The Center for the Collaborative Classroom improves the school experience of children around the globe by providing teachers with an engaging curriculum and ongoing professional learning that support the academic as well as the social and emotional development of students.

Founded in 1980, the organization has pioneered the integration of social and academic development into a curriculum and has made significant contributions to research on social and emotional learning.

Collaborative Classroom comes with a digital assessment application designed to simplify the analysis of student data and provide real-time feedback to teachers. However, its previous, SQL-based digital assessment engine was too slow to use. On the back end, the application’s classic SQL database spread across 45 different tables, causing lags of up to 20 seconds or more.

“The teacher would be trying to record an answer, but, by then, the child was already on to the next step,” explains Tim Millen, chief technology officer, Collaborative Classroom.

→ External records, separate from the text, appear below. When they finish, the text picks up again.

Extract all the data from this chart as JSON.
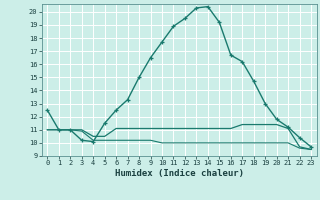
{
  "xlabel": "Humidex (Indice chaleur)",
  "bg_color": "#cceee8",
  "grid_color": "#ffffff",
  "line_color": "#1a7a6e",
  "xlim": [
    -0.5,
    23.5
  ],
  "ylim": [
    9,
    20.6
  ],
  "xticks": [
    0,
    1,
    2,
    3,
    4,
    5,
    6,
    7,
    8,
    9,
    10,
    11,
    12,
    13,
    14,
    15,
    16,
    17,
    18,
    19,
    20,
    21,
    22,
    23
  ],
  "yticks": [
    9,
    10,
    11,
    12,
    13,
    14,
    15,
    16,
    17,
    18,
    19,
    20
  ],
  "series1_x": [
    0,
    1,
    2,
    3,
    4,
    5,
    6,
    7,
    8,
    9,
    10,
    11,
    12,
    13,
    14,
    15,
    16,
    17,
    18,
    19,
    20,
    21,
    22,
    23
  ],
  "series1_y": [
    12.5,
    11.0,
    11.0,
    10.2,
    10.1,
    11.5,
    12.5,
    13.3,
    15.0,
    16.5,
    17.7,
    18.9,
    19.5,
    20.3,
    20.4,
    19.2,
    16.7,
    16.2,
    14.7,
    13.0,
    11.8,
    11.2,
    10.4,
    9.7
  ],
  "series2_x": [
    0,
    1,
    2,
    3,
    4,
    5,
    6,
    7,
    8,
    9,
    10,
    11,
    12,
    13,
    14,
    15,
    16,
    17,
    18,
    19,
    20,
    21,
    22,
    23
  ],
  "series2_y": [
    11.0,
    11.0,
    11.0,
    11.0,
    10.5,
    10.5,
    11.1,
    11.1,
    11.1,
    11.1,
    11.1,
    11.1,
    11.1,
    11.1,
    11.1,
    11.1,
    11.1,
    11.4,
    11.4,
    11.4,
    11.4,
    11.1,
    9.7,
    9.5
  ],
  "series3_x": [
    0,
    1,
    2,
    3,
    4,
    5,
    6,
    7,
    8,
    9,
    10,
    11,
    12,
    13,
    14,
    15,
    16,
    17,
    18,
    19,
    20,
    21,
    22,
    23
  ],
  "series3_y": [
    11.0,
    11.0,
    11.0,
    10.9,
    10.2,
    10.2,
    10.2,
    10.2,
    10.2,
    10.2,
    10.0,
    10.0,
    10.0,
    10.0,
    10.0,
    10.0,
    10.0,
    10.0,
    10.0,
    10.0,
    10.0,
    10.0,
    9.6,
    9.5
  ]
}
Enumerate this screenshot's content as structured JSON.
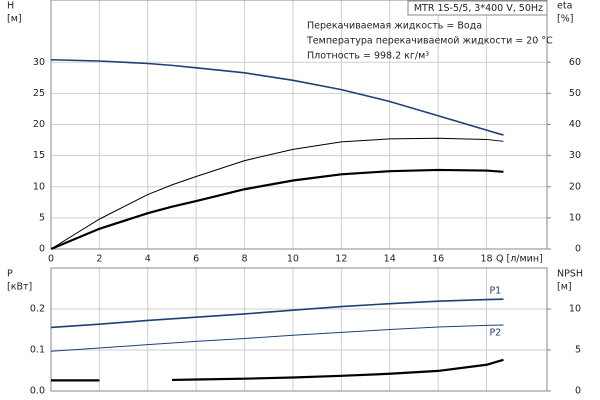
{
  "chart_data": [
    {
      "type": "line",
      "title": "MTR 1S-5/5, 3*400 V, 50Hz",
      "annotations": [
        "Перекачиваемая жидкость = Вода",
        "Температура перекачиваемой жидкости = 20 °C",
        "Плотность = 998.2 кг/м³"
      ],
      "y_label": "H",
      "y_unit": "[м]",
      "y2_label": "eta",
      "y2_unit": "[%]",
      "x_label": "Q [л/мин]",
      "x": [
        0,
        2,
        4,
        5,
        6,
        8,
        10,
        12,
        14,
        16,
        18,
        18.7
      ],
      "xlim": [
        0,
        20.5
      ],
      "xticks": [
        0,
        2,
        4,
        6,
        8,
        10,
        12,
        14,
        16,
        18
      ],
      "ylim": [
        0,
        40
      ],
      "yticks": [
        0,
        5,
        10,
        15,
        20,
        25,
        30
      ],
      "y2lim": [
        0,
        80
      ],
      "y2ticks": [
        0,
        10,
        20,
        30,
        40,
        50,
        60
      ],
      "grid": true,
      "series": [
        {
          "color": "#1f3f78",
          "line_width": 1.6,
          "values": [
            30.4,
            30.2,
            29.8,
            29.5,
            29.1,
            28.3,
            27.1,
            25.6,
            23.7,
            21.4,
            19.1,
            18.3
          ]
        },
        {
          "color": "#000000",
          "line_width": 1,
          "axis": "y2",
          "values": [
            0,
            9.6,
            17.5,
            20.6,
            23.3,
            28.4,
            32,
            34.4,
            35.4,
            35.6,
            35.2,
            34.6
          ]
        },
        {
          "color": "#000000",
          "line_width": 2.2,
          "axis": "y2",
          "values": [
            0,
            6.5,
            11.5,
            13.6,
            15.4,
            19.2,
            22,
            24,
            25,
            25.4,
            25.2,
            24.8
          ]
        }
      ]
    },
    {
      "type": "line",
      "y_label": "P",
      "y_unit": "[кВт]",
      "y2_label": "NPSH",
      "y2_unit": "[м]",
      "x": [
        0,
        2,
        4,
        5,
        6,
        8,
        10,
        12,
        14,
        16,
        18,
        18.7
      ],
      "xlim": [
        0,
        20.5
      ],
      "xticks": [
        0,
        2,
        4,
        6,
        8,
        10,
        12,
        14,
        16,
        18
      ],
      "ylim": [
        0,
        0.3
      ],
      "yticks": [
        {
          "value": 0,
          "label": "0.0"
        },
        0.1,
        0.2
      ],
      "y2lim": [
        0,
        15
      ],
      "y2ticks": [
        0,
        5,
        10
      ],
      "grid": true,
      "series": [
        {
          "name": "P1",
          "color": "#1f3f78",
          "line_width": 1.6,
          "values": [
            0.155,
            0.163,
            0.172,
            0.176,
            0.18,
            0.188,
            0.197,
            0.206,
            0.213,
            0.219,
            0.223,
            0.224
          ]
        },
        {
          "name": "P2",
          "color": "#1f3f78",
          "line_width": 1,
          "values": [
            0.097,
            0.105,
            0.113,
            0.117,
            0.121,
            0.128,
            0.136,
            0.143,
            0.15,
            0.156,
            0.16,
            0.161
          ]
        },
        {
          "color": "#000000",
          "line_width": 2.2,
          "axis": "y2",
          "values": [
            1.3,
            1.3,
            null,
            1.35,
            1.4,
            1.5,
            1.65,
            1.85,
            2.1,
            2.45,
            3.2,
            3.8
          ]
        }
      ]
    }
  ]
}
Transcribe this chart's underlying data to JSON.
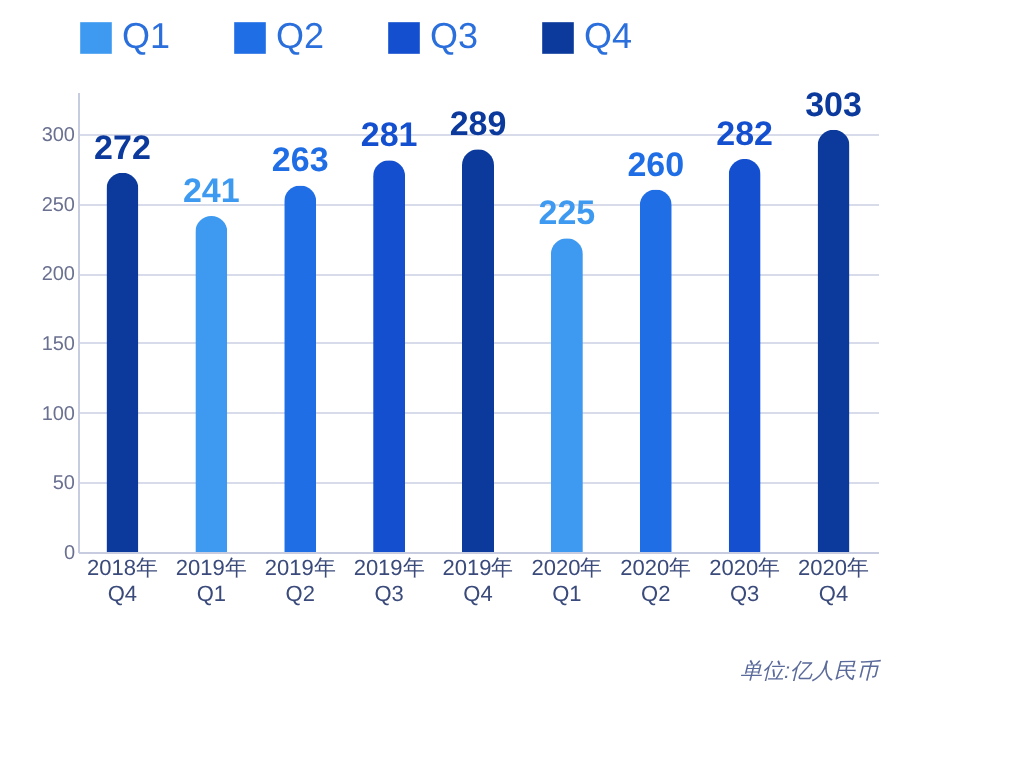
{
  "chart_data": {
    "type": "bar",
    "categories": [
      "2018年\nQ4",
      "2019年\nQ1",
      "2019年\nQ2",
      "2019年\nQ3",
      "2019年\nQ4",
      "2020年\nQ1",
      "2020年\nQ2",
      "2020年\nQ3",
      "2020年\nQ4"
    ],
    "series": [
      {
        "name": "Q1",
        "color": "#3d9af0",
        "values": [
          null,
          241,
          null,
          null,
          null,
          225,
          null,
          null,
          null
        ]
      },
      {
        "name": "Q2",
        "color": "#1f6ee6",
        "values": [
          null,
          null,
          263,
          null,
          null,
          null,
          260,
          null,
          null
        ]
      },
      {
        "name": "Q3",
        "color": "#134fce",
        "values": [
          null,
          null,
          null,
          281,
          null,
          null,
          null,
          282,
          null
        ]
      },
      {
        "name": "Q4",
        "color": "#0b3a9c",
        "values": [
          272,
          null,
          null,
          null,
          289,
          null,
          null,
          null,
          303
        ]
      }
    ],
    "ylim": [
      0,
      330
    ],
    "yticks": [
      0,
      50,
      100,
      150,
      200,
      250,
      300
    ],
    "grid": "y",
    "legend": "top",
    "data_labels": true,
    "annotations": [
      "单位:亿人民币"
    ]
  }
}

As a result, most teachers reverted to paper-and-pencil assessments that saved time during the assessment but made analysis a tedious, manual process. With this valuable information being committed to paper, Collaborative Classroom was also missing out on important insights it could use to shape and improve its curriculum.

The organization knew it needed to find a way to accelerate its assessment engine so teachers could spend less time on assessments and more time with students. Millen began looking for a microservices-based technology that could provide up-to-the-moment responsiveness.

Millen quickly narrowed his search to jBASE from Zumasys.

“Of course, Mongo is one of the biggest NoSQL databases, but we needed a three dimensional database,” he added. “Of all the MultiValue databases, I began to really focus on jBASE because it is native to the operating system, so it is very lightweight. Plus, Zumasys is really layering on a lot of new technology, which is very exciting for us.”

Zumasys’ software services team worked closely with Millen and his team to understand their objectives and build a solution from the ground up that could meet the organization’s unique requirements—including compliance with stringent federal data privacy regulations such as FERPA, CIPA, and COPPA that relate to children and students. 

On jBASE, the assessment database now runs 20x faster than it did in a traditional SQL environment.

Migrating to jBASE also allowed Collaborative Classroom to create a mobile, user-friendly interface for delivering assessments in real-time.

Educators are now able to seamlessly move throughout the classroom from student to student, recording observations as they go. As Collaborative Classroom prepares for the 2019-2020 school year, Millen is excited to see how the application performs in the classroom.